Je mange peu et suffisamment tôt pour me sentir légère, mais dynamique, je m’échauffe en musique pour me vider la tête, élever mon tonus et allier souplesse du corps et ancrage au sol, puis je fais des exercices avec ma paille pour m’échauffer la voix en soufflant dedans jusqu’à deux minutes avant d’entrer en scène. L’échauffement de la paille, c’est un truc que j’ai appris quand j’étais à l’École d’acteurs et que pratiquent aussi certains chanteurs lyriques. C’est très efficace pour préserver sa voix, bien égaliser ses registres, etc. Je ne m’en suis jamais séparée. J’ai maintenant une très belle paille en métal décorée d’une pierre offerte par une amie comédienne. Et puis, ça fait toujours rire les collègues d’entendre des sons de vocalises de paille jusque dans les loges ou les coulisses.
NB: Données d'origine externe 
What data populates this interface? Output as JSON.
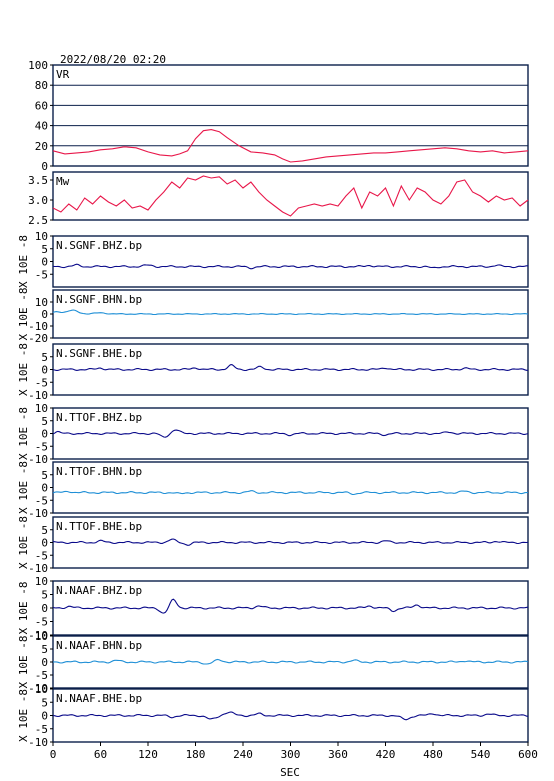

Première fois où je me suis dit « je veux faire ce métier ? »
À 4 ans, je voulais être chanteuse d’opéra. J’ai d’abord fait du violon et chanté dans un choeur, mais il me manquait les mots, le texte, le sens. J’adorais lire et j’étais une enfant très bavarde. J’avais même des grandes conversations avec mon lavabo quand la patience de mes proches s’épuisait. Quand j’ai réalisé, vers 7 ans, que le théâtre pouvait réunir ma passion pour la musique et la langue des auteur.ices, et que je pourrais même un jour être payée pour parler et qu’on m’écoute, alors c’est devenu une évidence et même une urgence !
Premier bide ?
Très jeune, à un spectacle de solfège sur le grand plateau de la Scène nationale d’Annecy. Avec un costume flamboyant, je devais courir et sauter dans les bras de plusieurs copains alignés avec leurs mains tendues pour me rattraper en vol sur La Valse des Patineurs. Je cours, je saute et, au dernier moment, ils baissent leurs mains et je me prends un plat monumental, sans douleur, heureusement, mais très honteux. Le public explose de rire. Je ne sais pas comment gérer l’accident, et en coulisse j’entends la prof hyper enthousiaste souffler : « Recommence ! Recommence ! »
Première ovation ?
À la fin de La Fonction de l’orgasme, un spectacle que nous avons co-écrit et co-mis en scène avec Didier Girauldon à partir de l’ouvrage psychanalytique éponyme de Wilhelm Reich, un élève de Freud qui, dans les années 1930, posait l’orgasme comme un projet politique et sociologique, comme un rempart contre toute forme d’extrémisme. Ça a été l’un des spectacles fondateurs de notre travail en binôme au sein de notre compagnie et aussi mon premier monologue comme comédienne.
Premier fou rire ?
Dans La Mort de Danton de Büchner, mis en scène par Ludovic Lagarde au Théâtre de la Ville. Juan Cocho, qui jouait Robespierre, se lance dans son grand monologue épique. Il y avait pas mal d’effets de son, c’était un moment un peu « tendu », très beau, très politique et incarné, et tout à coup, on entend des gens dans le public crier : « On n’entend pas ! On n’entend pas ! ». Ensuite, Laurent Poitrenaux, qui jouait Danton, arrive en scène, et là son pantalon un peu trop grand tombe sur ses mollets, il se retrouve en caleçon. Impossible de garder notre sérieux, on luttait, mais on a vraiment tous eu un fou rire collectif sur scène. Rien que d’y repenser j’en ris encore.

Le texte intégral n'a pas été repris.